Sunil Saranjame aka Fibo.
Except for Shanghai every other index more or less looks the same.I have worked on every combo from daily range, % change to intraday time effect but there is no meaningful relationship there to exploit systematically.


CV
:eek:
 

SavantGarde

Well-Known Member
#3
Does the Nikkei leads the Sensex? The Nikkei peaked out before the Sensex in April and started to go down when Sensex was making new highs in May. Both the indices made lows in June and started to rally and Nikkei was the first to go down later in July followed by Sensex. Again, the both the indices rallied, BSE has continued making new highs while the Nikkei has already turned down! A pointer to the future? You are welcome to visit my blog at www.fibonacci1321.blogspot.com

Sunil Saranjame aka Fibo.
Unless you are working on some kind of Comparative Study of World Indices, There is enough happening in our own Indian Indices for People to Concentrate & Make Money.

SavantGarde
 

smartcat

Active Member
#5
Broadly speaking, money flows into emerging markets & developed markets, in cycles.
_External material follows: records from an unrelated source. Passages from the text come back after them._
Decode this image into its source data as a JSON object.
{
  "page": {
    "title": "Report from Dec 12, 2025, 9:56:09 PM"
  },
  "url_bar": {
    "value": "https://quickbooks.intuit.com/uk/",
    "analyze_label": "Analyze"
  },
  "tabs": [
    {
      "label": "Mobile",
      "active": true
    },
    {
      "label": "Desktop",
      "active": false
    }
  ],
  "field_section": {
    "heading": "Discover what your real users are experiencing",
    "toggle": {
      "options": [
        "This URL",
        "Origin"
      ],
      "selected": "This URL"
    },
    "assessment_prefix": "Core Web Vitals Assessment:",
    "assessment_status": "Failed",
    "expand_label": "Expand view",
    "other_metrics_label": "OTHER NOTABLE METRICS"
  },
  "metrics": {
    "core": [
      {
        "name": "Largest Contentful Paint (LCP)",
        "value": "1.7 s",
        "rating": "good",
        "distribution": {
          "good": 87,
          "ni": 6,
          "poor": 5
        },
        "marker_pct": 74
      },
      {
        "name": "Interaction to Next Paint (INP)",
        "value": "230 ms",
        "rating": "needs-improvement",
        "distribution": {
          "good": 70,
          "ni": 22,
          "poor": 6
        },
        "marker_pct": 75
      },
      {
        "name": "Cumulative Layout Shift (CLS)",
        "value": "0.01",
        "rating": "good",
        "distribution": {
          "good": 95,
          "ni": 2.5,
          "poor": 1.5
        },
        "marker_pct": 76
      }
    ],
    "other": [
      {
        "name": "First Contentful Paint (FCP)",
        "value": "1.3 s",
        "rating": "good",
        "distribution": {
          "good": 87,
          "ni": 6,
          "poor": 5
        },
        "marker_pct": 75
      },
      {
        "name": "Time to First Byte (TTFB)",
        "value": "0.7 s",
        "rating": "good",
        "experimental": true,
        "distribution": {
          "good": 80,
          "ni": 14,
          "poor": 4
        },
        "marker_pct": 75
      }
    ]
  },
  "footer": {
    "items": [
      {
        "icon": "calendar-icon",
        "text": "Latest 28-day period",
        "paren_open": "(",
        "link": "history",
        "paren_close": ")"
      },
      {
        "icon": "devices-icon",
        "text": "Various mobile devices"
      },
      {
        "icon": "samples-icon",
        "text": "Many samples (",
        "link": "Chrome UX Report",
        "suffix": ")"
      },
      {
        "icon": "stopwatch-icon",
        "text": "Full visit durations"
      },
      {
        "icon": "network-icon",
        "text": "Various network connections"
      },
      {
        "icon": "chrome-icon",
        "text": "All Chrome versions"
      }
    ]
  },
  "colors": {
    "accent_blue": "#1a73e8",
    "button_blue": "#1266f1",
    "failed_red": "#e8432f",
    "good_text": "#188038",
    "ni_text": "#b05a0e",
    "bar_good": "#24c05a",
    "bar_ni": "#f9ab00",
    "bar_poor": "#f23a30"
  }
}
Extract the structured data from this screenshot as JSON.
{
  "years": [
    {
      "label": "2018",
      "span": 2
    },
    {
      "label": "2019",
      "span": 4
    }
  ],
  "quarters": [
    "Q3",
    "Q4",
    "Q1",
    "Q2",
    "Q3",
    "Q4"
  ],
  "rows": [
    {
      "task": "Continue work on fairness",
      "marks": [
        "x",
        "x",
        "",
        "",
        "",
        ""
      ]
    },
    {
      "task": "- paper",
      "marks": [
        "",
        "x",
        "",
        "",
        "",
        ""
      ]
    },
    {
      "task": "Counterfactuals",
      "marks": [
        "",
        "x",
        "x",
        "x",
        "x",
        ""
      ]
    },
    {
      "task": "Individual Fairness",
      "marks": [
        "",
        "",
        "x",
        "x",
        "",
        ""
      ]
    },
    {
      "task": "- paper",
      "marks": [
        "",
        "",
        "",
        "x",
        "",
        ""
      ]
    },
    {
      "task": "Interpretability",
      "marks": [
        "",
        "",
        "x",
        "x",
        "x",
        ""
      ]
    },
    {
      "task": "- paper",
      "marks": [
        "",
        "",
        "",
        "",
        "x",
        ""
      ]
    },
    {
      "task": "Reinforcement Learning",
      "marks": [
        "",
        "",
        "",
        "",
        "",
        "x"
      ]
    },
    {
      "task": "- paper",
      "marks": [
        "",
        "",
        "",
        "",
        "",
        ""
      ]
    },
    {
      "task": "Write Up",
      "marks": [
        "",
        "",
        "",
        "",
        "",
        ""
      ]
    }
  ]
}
This means, in the short term, Nikkei & sensex would be negatively correlated. Not just Nikkei & sensex - this holds good for FTSE/DJIA/DAX/CAC & Shanghai/Thai/JSX Composite etc Indices.

That's why some hedge funds maintain equal allocation to developed/developing markets - so that their overall returns are stable.

In the long term though, all equity markets are positively correlated. That is, if you take a 5 year or a 10 year period and compare developed/developing country indices, they will both be either UP or DOWN.